Grambling’s Larry Wright rose from humble beginnings to ‘Legend’-ary status

Larry Wright, left, with the late Mary Hobdy, wife of his former coach at Grambling.

Larry Wright, the product of a single-parent home in the poorest part of southside Monroe, never let his humble beginnings slow him down. He helped teams win basketball championships in high school and college, then titles in the National Basketball Association and overseas.

That fiery determination will be recognized with Wright’s induction on July 16 as part of the third class of the Grambling Legends Sports Hall of Fame.

The class also includes former Super Bowl winner Everson Walls, former Pro Bowl MVP James “Shack” Harris and College Football Hall of Fame coach Douglas Porter, among others. Sold-out ceremonies will be held at 6 p.m. the Fredrick C. Hobdy Assembly Center on the Grambling campus.

“The best small guard we’ve ever had, pound for pound the best guard,” Wright’s coach, the late Hobdy, once said. “A great jumper, he gets an ‘A’ in every category.”

Wright was a two-time Parade All-American at Richwood, where he won a Louisiana state Class 3A title in 1972 as a junior under former Grambling standout Herschel West, then transferred to Western High in Washington D.C., as a senior. There, he played for future Grambling athletics director Robert Piper.
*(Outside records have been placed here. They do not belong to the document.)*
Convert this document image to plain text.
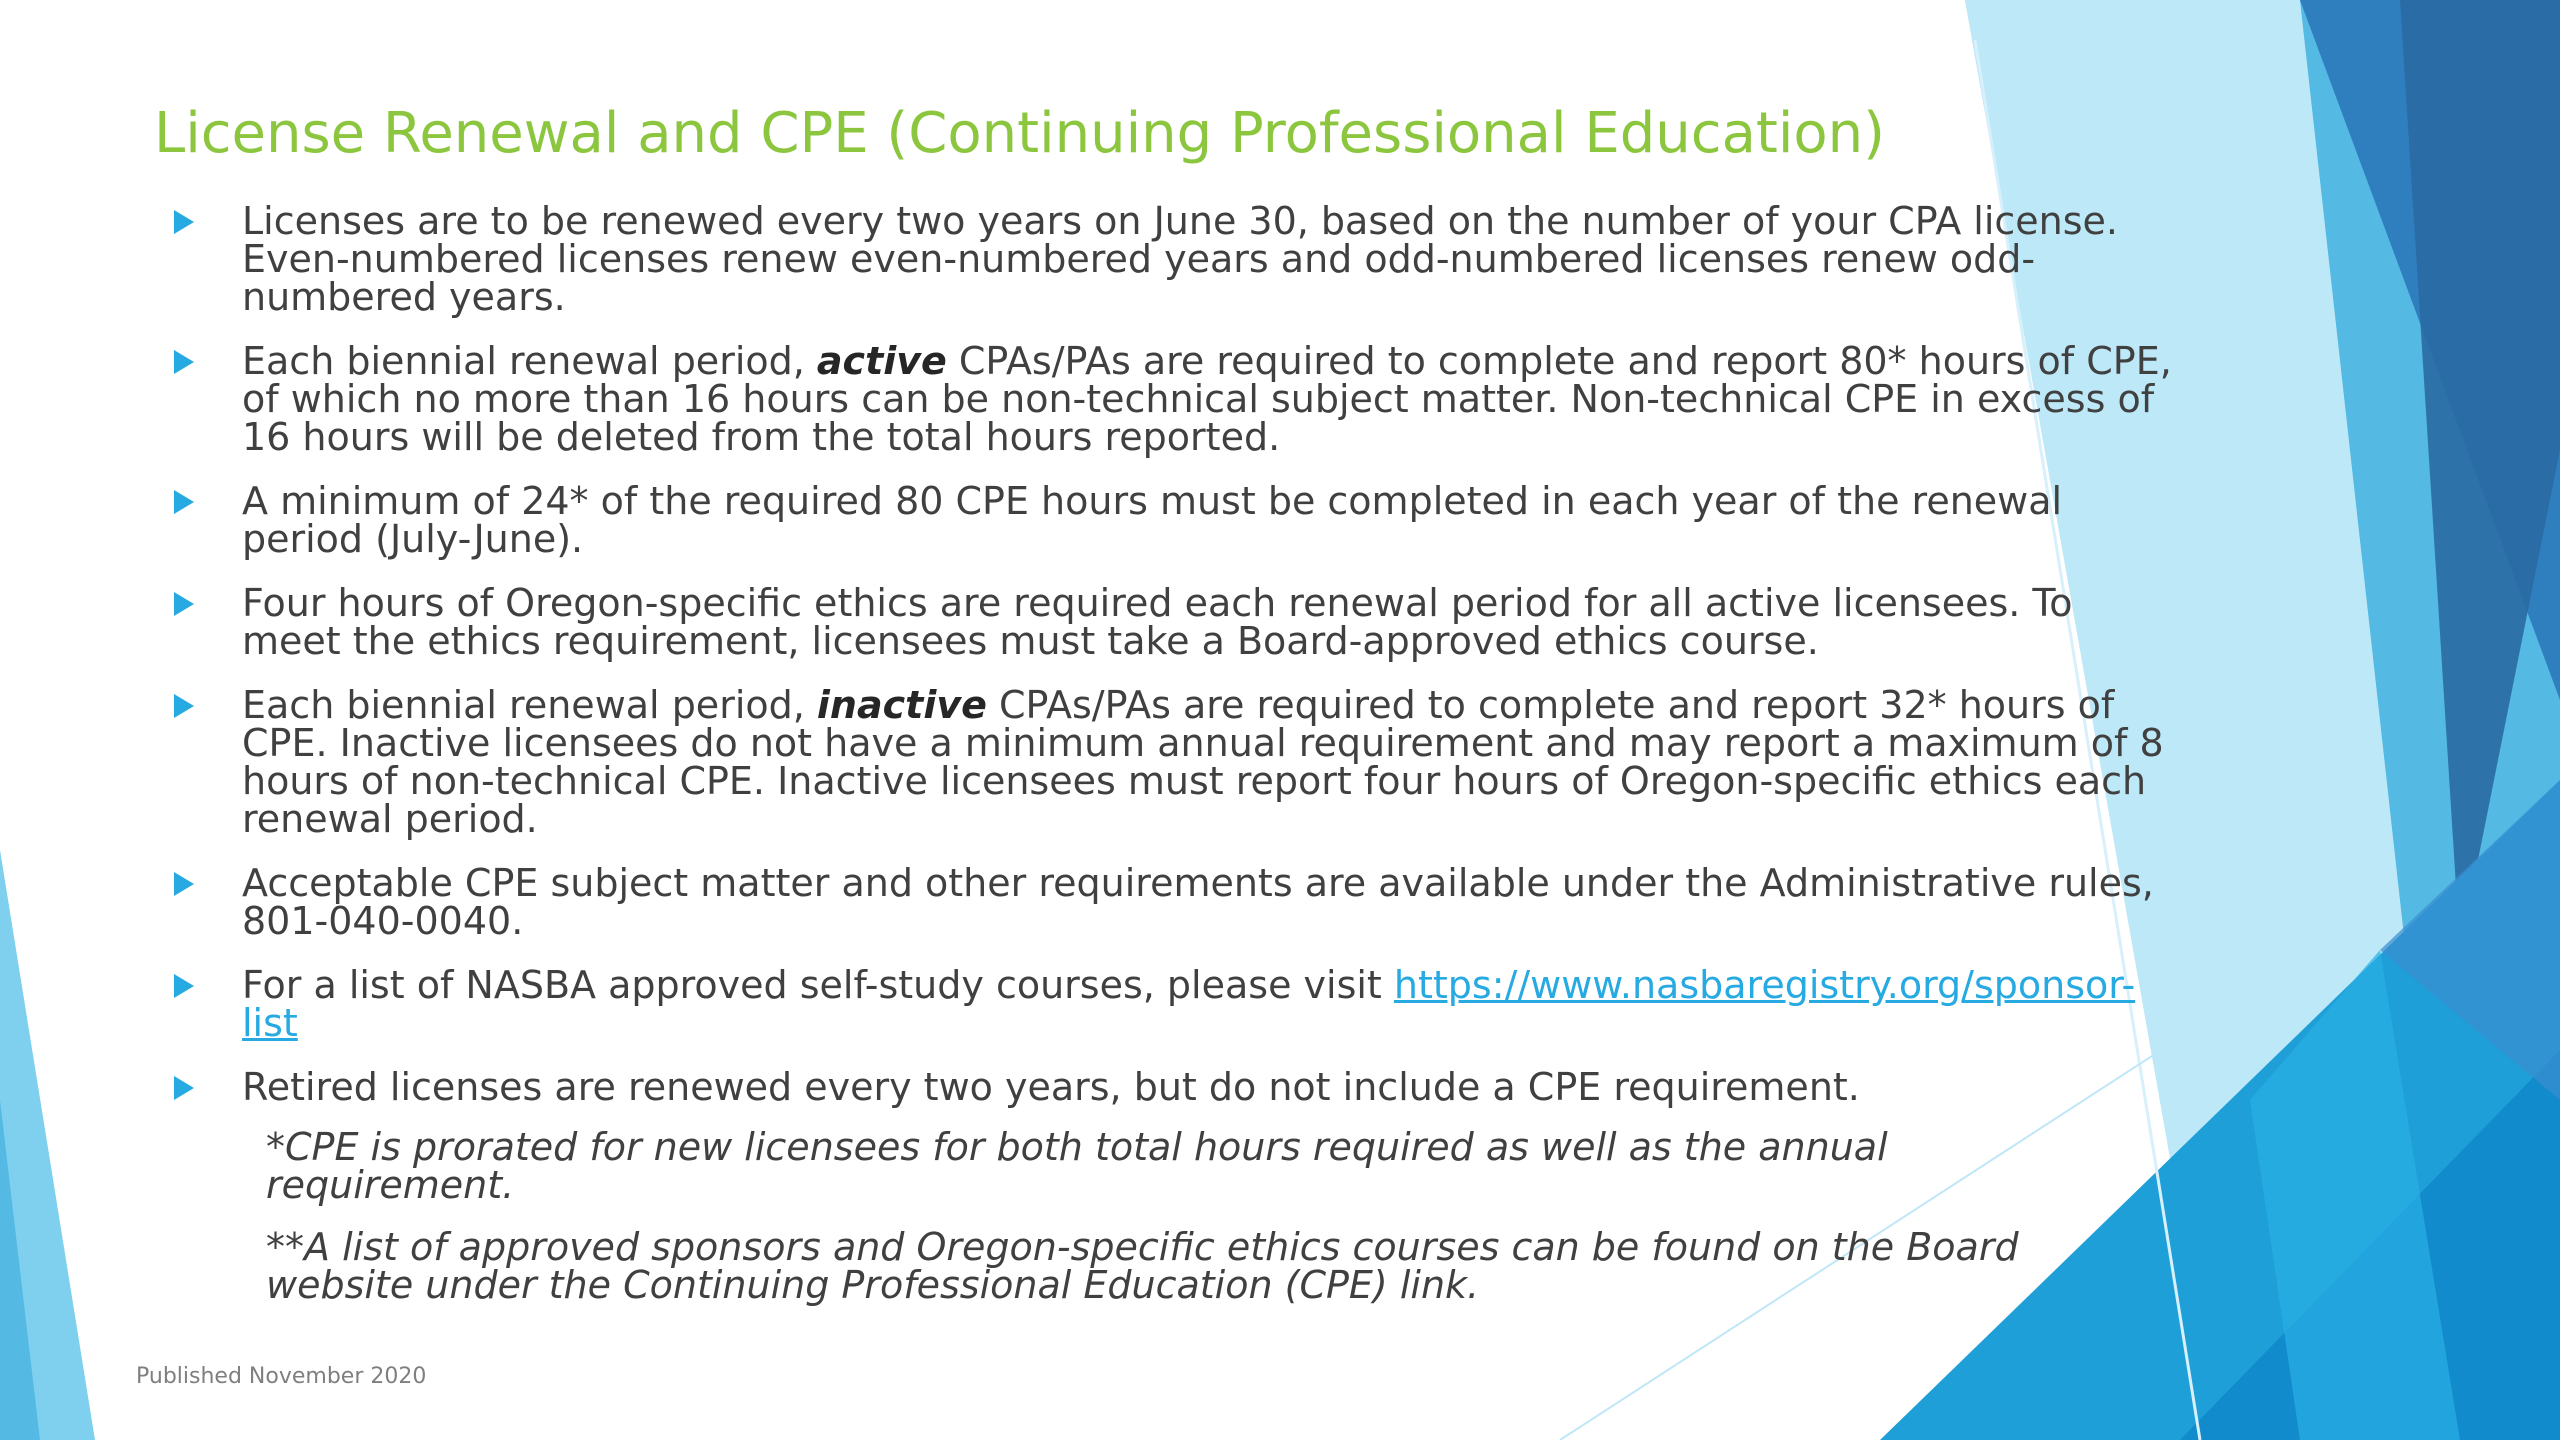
License Renewal and CPE (Continuing Professional Education)
Licenses are to be renewed every two years on June 30, based on the number of your CPA license. Even-numbered licenses renew even-numbered years and odd-numbered licenses renew odd-numbered years.
Each biennial renewal period, active CPAs/PAs are required to complete and report 80* hours of CPE, of which no more than 16 hours can be non-technical subject matter. Non-technical CPE in excess of 16 hours will be deleted from the total hours reported.
A minimum of 24* of the required 80 CPE hours must be completed in each year of the renewal period (July-June).
Four hours of Oregon-specific ethics are required each renewal period for all active licensees. To meet the ethics requirement, licensees must take a Board-approved ethics course.
Each biennial renewal period, inactive CPAs/PAs are required to complete and report 32* hours of CPE. Inactive licensees do not have a minimum annual requirement and may report a maximum of 8 hours of non-technical CPE. Inactive licensees must report four hours of Oregon-specific ethics each renewal period.
Acceptable CPE subject matter and other requirements are available under the Administrative rules, 801-040-0040.
For a list of NASBA approved self-study courses, please visit https://www.nasbaregistry.org/sponsor-list
Retired licenses are renewed every two years, but do not include a CPE requirement.

*CPE is prorated for new licensees for both total hours required as well as the annual requirement.

**A list of approved sponsors and Oregon-specific ethics courses can be found on the Board website under the Continuing Professional Education (CPE) link.

Published November 2020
“Having an opportunity to play at Grambling, following in the footsteps of my high school coach Herschel West, it was overwhelming,” Wright said. “The biggest thing I did not want to do was to let him down.”
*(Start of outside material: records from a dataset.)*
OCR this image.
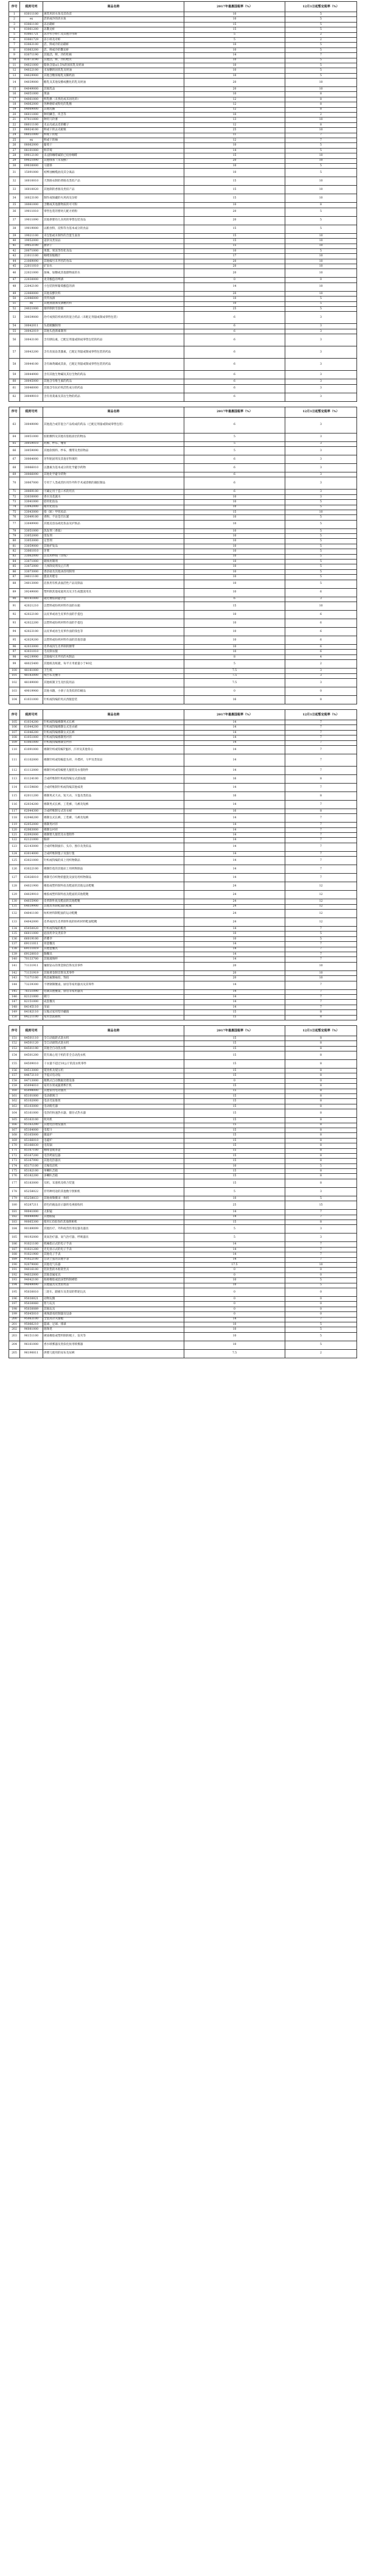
序号	税则号列	商品名称	2017年最惠国税率（%）	12月1日起暂定税率（%）
1	03011100	观赏用淡水鱼及其鱼苗	10	5
2	ex	活的或冷的淡水鱼	10	5
3	03061100	冻岩礁虾	15	5
4	03061200	冻鳌龙虾	15	5
5	03061721	冻冷水小虾仁及其他冷水虾	5	2
6	03061729	冻小虾及对虾	5	2
7	03063100	活、鲜或冷的岩礁虾	10	5
8	03063200	活、鲜或冷的鳌龙虾	10	5
9	03071190	其他活、鲜、冷的牡蛎	14	7
10	03073190	其他活、鲜、冷的贻贝	10	5
11	04021000	脂肪含量≤1.5%的固状乳及奶油	10	5
12	04022100	未加糖的固状乳及奶油	10	5
13	04029900	其他含糖浓缩乳及稀奶油	10	5
14	04039000	酪乳及其他发酵或酸化的乳及奶油	20	10
15	04049000	其他乳品	20	10
16	04051000	黄油	10	8
17	04061000	鲜乳酪（未熟化或未固化的）	12	8
18	04062000	各种磨碎或粉化的乳酪	12	8
19	04069000	其他乳酪	12	8
20	06011000	种用鳞茎、块茎等	10	2
21	07011000	种用马铃薯	13	10
22	08011100	未去壳或去皮的椰子	12	8
23	08024100	鲜或干的去壳板栗	25	10
24	08051000	鲜或干的橙	11	7
25	ex	鲜或干的柚	12	7
26	08062000	葡萄干	10	5
27	08101000	鲜草莓	14	5
28	09012100	未浸除咖啡碱的已焙炒咖啡	15	10
29	09021090	其他绿茶（未发酵）	20	10
30	09030000	马黛茶	10	5
31	15091000	初榨油橄榄油及其分离品	10	5
32	16010010	天然肠衣制的香肠及类似产品	15	10
33	16010020	其他制的香肠及类似产品	15	10
34	16023100	制作或保藏的火鸡肉及杂碎	15	10
35	18061000	含糖或其他甜物质的可可粉	10	8
36	19011010	零售包装的婴幼儿配方奶粉	20	5
37	19011090	其他供婴幼儿食用的零售包装食品	20	5
38	19019000	以粮食粉、淀粉等为基本成分的食品	15	5
39	19021100	未包馅或未制作的含蛋生面食	15	10
40	19052000	姜饼及类似品	15	10
41	19053100	甜饼干	15	10
42	20071000	果酱、果冻等均化食品	10	5
43	21011100	咖啡浓缩精汁	17	10
44	21069090	其他编号未列名的食品	20	10
45	22011010	矿泉水	20	10
46	22021000	加味、加糖或其他甜物质的水	20	10
47	22030000	麦芽酿造的啤酒	0	0
48	22042100	小包装的鲜葡萄酿造的酒	14	10
49	22060000	其他发酵饮料	20	10
50	22086000	伏特加酒	10	5
51	ex	其他蒸馏酒及酒精饮料	10	5
52	24021000	烟草制的雪茄烟	25	5
53	30039000	治疗或预防疾病用的混合药品（未配定剂量或制成零售包装）	6	3
54	30042011	头孢哌酮制剂	6	3
55	30042019	其他头孢菌素制剂	6	3
56	30043100	含有胰岛素，已配定剂量或制成零售包装的药品	6	3
57	30043200	含有皮质甾类激素，已配定剂量或制成零售包装的药品	6	3
58	30044100	含有麻黄碱或其盐，已配定剂量或制成零售包装的药品	6	3
59	30044900	含有其他生物碱及其衍生物的药品	6	3
60	30045000	其他含有维生素的药品	6	3
61	30046000	其他含有抗疟疾活性成分的药品	6	3
62	30049010	含有青蒿素及其衍生物的药品	6	3
序号	税则号列	商品名称	2017年最惠国税率（%）	12月1日起暂定税率（%）
63	30049090	其他混合或非混合产品构成的药品（已配定剂量或制成零售包装）	6	3
64	30051000	胶粘敷料及其他有胶粘涂层的物品	5	3
65	30059010	药棉、纱布、绷带	5	3
66	30059090	其他软填料、纱布、绷带及类似物品	5	3
67	30064000	牙科粘固剂及其他牙科填料	6	3
68	30066010	以激素为基本成分的化学避孕药物	6	3
69	30066090	其他化学避孕药物	6	3
70	30067000	专用于人类或兽医用作外科手术或诊断的凝胶制品	6	3
71	30069100	可确定用于造口术的用具	6	3
72	33030000	香水及花露水	10	3
73	33041000	唇用化妆品	10	5
74	33042000	眼用化妆品	10	5
75	33043000	指（趾）甲化妆品	15	10
76	33049100	香粉，不论是否压紧	10	5
77	33049900	其他美容品或化妆品及护肤品	10	5
78	33051000	洗发剂（香波）	10	5
79	33052000	烫发剂	10	5
80	33053000	定型剂	10	5
81	33059000	其他护发品	10	5
82	33061010	牙膏	10	5
83	33062000	洁齿用纱线（牙线）	10	5
84	33071000	剃须用制剂	10	5
85	33072000	人体除臭剂及止汗剂	10	5
86	33073000	香浴盐及其他沐浴用制剂	10	5
87	34011100	盥洗用肥皂	10	5
88	34013000	洁肤用有机表面活性产品及制品	10	5
89	39249000	塑料制其他家庭用具及卫生或盥洗用具	10	6
90	40141000	硫化橡胶制避孕套	6	3
91	42021210	以塑料或纺织材料作面的衣箱	15	10
92	42022100	以皮革或再生皮革作面的手提包	10	6
93	42022200	以塑料或纺织材料作面的手提包	10	6
94	42023100	以皮革或再生皮革作面的钱包等	10	6
95	42029200	以塑料或纺织材料作面的其他容器	10	6
96	42033000	皮革或再生皮革制的腰带	10	6
97	43031010	毛皮制衣服	10	6
98	44219990	其他编号未列名的木制品	8	4
99	48025400	其他纸及纸板，每平方米重量小于40克	5	2
100	48181000	卫生纸	7.5	3
101	48183000	纸台布及餐巾	7.5	3
102	48189000	其他纸制卫生及医院用品	7.5	3
103	49019900	其他书籍、小册子及类似的印刷品	0	0
104	61031000	针织或钩编的男式西服套装	16	8
序号	税则号列	商品名称	2017年最惠国税率（%）	12月1日起暂定税率（%）
105	61034200	针织或钩编棉制男式长裤	14	7
106	61044200	针织或钩编棉制女式连衣裙	14	7
107	61046200	针织或钩编棉制女式长裤	14	7
108	61051000	针织或钩编棉制男衬衫	14	7
109	61061000	针织或钩编棉制女衬衫	14	7
110	61091000	棉制针织或钩编T恤衫、汗衫及其他背心	14	7
111	61102000	棉制针织或钩编套头衫、开襟衫、马甲及类似品	14	7
112	61112000	棉制针织或钩编婴儿服装及衣着附件	14	7
113	61124100	合成纤维制针织或钩编女式游泳服	16	8
114	61159600	合成纤维制针织或钩编其他袜类	14	7
115	62011200	棉制男式大衣、短大衣、斗篷及类似品	16	8
116	62034200	棉制男式长裤、工装裤、马裤及短裤	14	7
117	62044300	合成纤维制女式连衣裙	16	8
118	62046200	棉制女式长裤、工装裤、马裤及短裤	14	7
119	62052000	棉制男衬衫	14	7
120	62063000	棉制女衬衫	14	7
121	62092000	棉制婴儿服装及衣着附件	14	7
122	62121000	胸罩	14	7
123	62143000	合成纤维制披巾、头巾、围巾及类似品	14	7
124	63014000	合成纤维制毯子及旅行毯	14	7
125	63021000	针织或钩编的床上用织物制品	14	7
126	63022100	棉制印花的其他床上用织物制品	14	7
127	63026010	棉制毛巾织物的盥洗及厨房用织物制品	14	7
128	64021900	橡胶或塑料制外底及鞋面的其他运动鞋靴	24	12
129	64029910	橡胶或塑料制外底及鞋面的其他鞋靴	24	12
130	64035900	皮革制外底及鞋面的其他鞋靴	24	12
131	64039900	其他皮革制鞋面的鞋靴	24	12
132	64041100	纺织材料制鞋面的运动鞋靴	24	12
133	64042000	皮革或再生皮革制外底的纺织材料鞋面鞋靴	24	12
134	65050020	针织或钩编的帽类	14	7
135	66011000	庭园用伞及类似伞	10	5
136	66019100	折叠伞	10	5
137	69111011	骨瓷餐具	14	7
138	69111019	其他瓷餐具	14	7
139	69120010	陶餐具	14	7
140	70133700	其他玻璃杯	14	7
141	71131911	镶嵌钻石的黄金制首饰及其零件	20	10
142	71131919	其他黄金制首饰及其零件	20	10
143	71171100	贱金属制袖扣、饰扣	20	10
144	73239300	不锈钢制餐桌、厨房等家用器具及其零件	14	7
145	76151090	铝制其他餐桌、厨房等家用器具	14	7
146	82121000	剃刀	14	7
147	82151000	成套餐具	14	7
148	84145110	吊扇	14	7
149	84182110	压缩式家用型冷藏箱	15	8
150	84221100	家用型洗碟机	15	8
序号	税则号列	商品名称	2017年最惠国税率（%）	12月1日起暂定税率（%）
151	84501110	全自动波轮式洗衣机	15	8
152	84501120	全自动滚筒式洗衣机	15	8
153	84501190	其他全自动洗衣机	15	8
154	84501200	装有离心甩干机的非全自动洗衣机	15	8
155	84509010	干衣量不超过10公斤的洗衣机零件	15	8
156	84513000	熨烫机及熨压机	15	8
157	84672110	手提式电动钻	15	8
158	84713000	便携式自动数据处理设备	0	0
159	85094010	家用水果或蔬菜榨汁机	15	8
160	85098000	其他家用电动器具	15	8
161	85101000	电动剃须刀	15	8
162	85102000	电动毛发推剪	15	8
163	85103000	电动脱毛器	15	8
164	85161000	电热的快速热水器、储存式热水器	15	8
165	85163100	吹风机	15	8
166	85163200	其他电热理发器具	15	8
167	85164000	电熨斗	15	8
168	85165000	微波炉	15	8
169	85166010	电磁炉	15	8
170	85166030	电饭锅	15	8
171	85167100	咖啡壶或茶壶	15	8
172	85167200	电热烤面包器	15	8
173	85167990	其他电热器具	15	8
174	85171100	无绳电话机	10	5
175	85182100	单喇叭音箱	15	8
176	85182200	多喇叭音箱	15	8
177	85183000	耳机、耳塞机及组合装置	15	8
178	85258022	非特种用途的其他数字照相机	5	3
179	85258033	其他视频摄录一体机	10	5
180	85287211	彩色的液晶显示器的电视接收机	25	15
181	90041000	太阳镜	14	7
182	90049090	其他眼镜	14	7
183	90065300	使用135胶卷的其他照相机	15	8
184	90189099	其他医疗、外科或兽医用仪器及器具	5	3
185	90192000	臭氧治疗器、氧气治疗器、呼吸器具	5	3
186	91021100	机械指示式的电子手表	14	7
187	91021200	光电显示式的电子手表	14	7
188	91021900	其他电子手表	14	7
189	91022100	自动上弦的其他手表	14	7
190	92079000	其他电气乐器	17.5	10
191	94016100	装软垫的木框架坐具	0	0
192	94032000	其他金属家具	0	0
193	94042100	海绵橡胶或泡沫塑料制褥垫	10	5
194	94049090	其他寝具及类似用品	10	5
195	95030010	三轮车、踏板车及类似的带轮玩具	0	0
196	95030021	动物玩偶	0	0
197	95030060	智力玩具	0	0
198	95030089	其他玩具	0	0
199	95045010	视频游戏控制器及设备	0	0
200	95063100	全套高尔夫球棍	14	7
201	95066210	篮球、足球、排球	10	5
202	96081000	圆珠笔	10	5
203	96151100	硬质橡胶或塑料制的梳子、发夹等	10	5
204	96161000	香水喷雾器及类似化妆用喷雾器	10	5
205	96190011	供婴儿使用的尿布及尿裤	7.5	2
The Southwestern Athletic Conference’s freshman of the year in 1973, Wright would go on to garner all-conference and NCAA small-college All-America honors twice. He led Grambling to the 1976 SWAC tournament championship, on the way to player-of-the-year honors.

“Coach Hobdy saw me as a sophomore at Richwood High School and he told me: ‘If I don’t see you anymore, you will be my starting guard two years from now,'” Wright said. “That was overwhelming for me. I didn’t know what he saw. When I became a senior and was being recruited by schools all over the nation, I remembered what Coach Hobdy told me. That’s the reason I came to Grambling.”

Wright then entered the NBA draft, where he was selected in the first round by Washington. A season later, he had earned a world championship with the Bullets. Wright later had a celebrated basketball career overseas, helping Italy’s Banco DiRoma to the European Championship on the way to honors as the best player in Europe in 1983-84.

Once his playing days concluded, Wright then succeeded his mentor Hobdy has Grambling men’s basketball coach. Now a high school administrator, Wright has already been inducted into the SWAC and Louisiana Association of Basketball Coaches halls of fame.

He speaks often of the support system that bolstered him through humble beginnings.

“I worked hard, and kept working, and things worked out,” Wright said. “It’s rewarding when you get my age and look back over your career like that. I always dedicate awards like this to my family. They got me here.”

Hobdy, an inaugural inductee into the Grambling Legends Sports Hall of Fame who passed in 1998, also remains an inspiration to Wright. Hobdy is the winningest men’s college basketball coach in Louisiana history, with nearly 600 victories over a 30-year career.

“He would be drilling you, running you like there is no more tomorrows, but afterwards if you had a problem he would switch hats,” Wright said. “Instead of your coach, he became your father — so understanding of the problem, whatever it might have been. There was no way you could think a guy who had just been screaming at the top of his voice could do that, but he did. I will always remember that.”